Une vie brûlée dont le chant fait vivre
James Salter a une manière d'écrire qui honore l'écriture.
Je tenais à ce que ce soit le style qui ouvre cette critique car à un certain point de ma lecture, je me suis fait la réflexion que j'avais dans les mains un livre rare où ont été soupesées toutes les phrases, toutes les images, tous les épisodes d'une vie. C'est assez inhabituel et parfois cela peut même être désarçonnant car si je sais me satisfaire d'une bonne histoire, racontée efficacement, je n'ai eu que peu souvent l'occasion d'apprécier un livre pour son style avant tout. En lisant James Salter, on a ainsi l'impression de s'aventurer sur des terres inconnues, reconnues seulement de loin, lors d'un survol rapide au hasard d'un paragraphe dans un livre oublié.
Cependant, pas de méprise : l'histoire de James Salter (car il s'agit d'une autobiographie, je ne vous l'avais pas encore dit) est passionnante. C'est une traversée des Etats-Unis depuis les années 20 jusqu'aux années 80. Les guerres, comme celle de Corée où Salter a été pilote de chasse, l'industrie du cinéma, des scénari et les femmes, la séduction, les histoires qu'on se raconte... Et les anecdotes qui fondent les mythes personnels.
Ce qui est d'ailleurs incroyable dans ce livre, c'est qu'il réussit à présenter la vie de Salter dans un cadre toujours complet : historique et mythique. On a les détails précis, les dates et les lieux, et progressivement, tous ces détails s'estompent et se fondent dans la matière légendaire dans laquelle a été taillée l'histoire des US. Par exemple, le voila jeune pilote devant rallier une ville lointaine genre Albuquerque. C'est bien le nom d'une ville lointaine.
Son vol est parfait. La nuit tombe, les instruments de localisation ne répondent plus et il ne peut plus se repérer qu'à la force du signal que des balises lui envoient. Mais comment être sûr du nom de la balise? Est-ce Baltimore qui lui parle ? Est-ce Boston? Soudain, il découvre au loin le ruban pâle dans la nuit d'un grand fleuve.
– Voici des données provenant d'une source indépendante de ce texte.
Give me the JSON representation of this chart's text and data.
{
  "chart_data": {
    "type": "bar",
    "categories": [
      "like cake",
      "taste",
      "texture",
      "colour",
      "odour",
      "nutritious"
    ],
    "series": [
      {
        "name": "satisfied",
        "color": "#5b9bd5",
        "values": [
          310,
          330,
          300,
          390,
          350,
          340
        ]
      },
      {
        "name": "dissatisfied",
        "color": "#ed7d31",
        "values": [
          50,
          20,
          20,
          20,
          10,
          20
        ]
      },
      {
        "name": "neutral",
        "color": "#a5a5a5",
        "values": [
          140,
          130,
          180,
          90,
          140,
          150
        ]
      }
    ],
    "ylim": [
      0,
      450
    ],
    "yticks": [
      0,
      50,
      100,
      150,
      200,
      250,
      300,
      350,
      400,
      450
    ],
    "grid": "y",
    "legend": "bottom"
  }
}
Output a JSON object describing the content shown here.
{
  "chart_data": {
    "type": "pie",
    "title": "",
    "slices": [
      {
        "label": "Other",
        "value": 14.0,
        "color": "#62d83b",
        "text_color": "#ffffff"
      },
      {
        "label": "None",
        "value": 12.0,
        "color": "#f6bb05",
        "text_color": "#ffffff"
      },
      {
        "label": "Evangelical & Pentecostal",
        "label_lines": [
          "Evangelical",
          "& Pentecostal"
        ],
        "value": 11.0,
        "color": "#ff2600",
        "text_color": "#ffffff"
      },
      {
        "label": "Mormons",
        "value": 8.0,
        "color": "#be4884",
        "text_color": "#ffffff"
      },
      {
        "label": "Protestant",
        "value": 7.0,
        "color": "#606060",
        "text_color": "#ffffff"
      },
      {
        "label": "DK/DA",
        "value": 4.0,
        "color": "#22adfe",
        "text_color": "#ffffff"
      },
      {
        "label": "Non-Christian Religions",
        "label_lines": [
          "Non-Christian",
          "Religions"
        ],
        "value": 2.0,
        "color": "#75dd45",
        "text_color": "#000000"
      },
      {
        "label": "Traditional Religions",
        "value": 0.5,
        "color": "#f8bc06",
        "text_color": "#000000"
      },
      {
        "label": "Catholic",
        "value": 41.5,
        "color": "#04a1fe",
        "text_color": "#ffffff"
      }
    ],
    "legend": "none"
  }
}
Est-ce le Potomac, le Mississipi ou un de ces autres dieux américains assoupis? Il décide de suivre l'eau. Comme les cow-boy avant lui. Les nuages obturent progressivement la terre sous lui. Le carburant vient à manquer et la balise ne semble pas se rapprocher. C'est à la fois Saint-Exupéry et l'âme du continent qui s'exprime dans ce passage dramatique raconté avec le flegme et l'humour de celui qui en réchappé.
Le récit autobiographique d'Une Vie à brûler nous offre régulièrement de tels passages, où l'on a l'impression parfois poignante d'observer le narrateur s'enfoncer volontairement dans les clichés étasuniens les plus éculés pour en réactiver le magnétisme. Le voila ainsi enfant à New-York, courant dans les rues et au fil de la description se perdre parmi les bouches d'égout fumantes et les bruits du métro aérien.
A cette délicatesse d'écriture répond la subtilité et la douceur avec lesquelles sont racontés les passages plus familiaux et amoureux. Il n'y a pas vraiment de pudeur dans le livre, mais pas non plus d'insistance envers le sexe ou le graveleux. L'auteur ne s'y décrit pas en gentleman, mais a le courage d'affirmer par sa manière d'écrire qu'il faut l'être. J'ai beau apprécier E. Carrère et sa manière brutale d'assumer ses failles, je ne peux m'empêcher de trouver J. Salter infiniment plus beau. C'est une espèce d'intemporalité dans la posture vraie que son écriture charpente ; c'est une manière d'assumer son appartenance à un temps révolu et pourtant toujours vivant en lui et toute une génération ; c'est pour moi l'essence même de qui nous pousse à lire.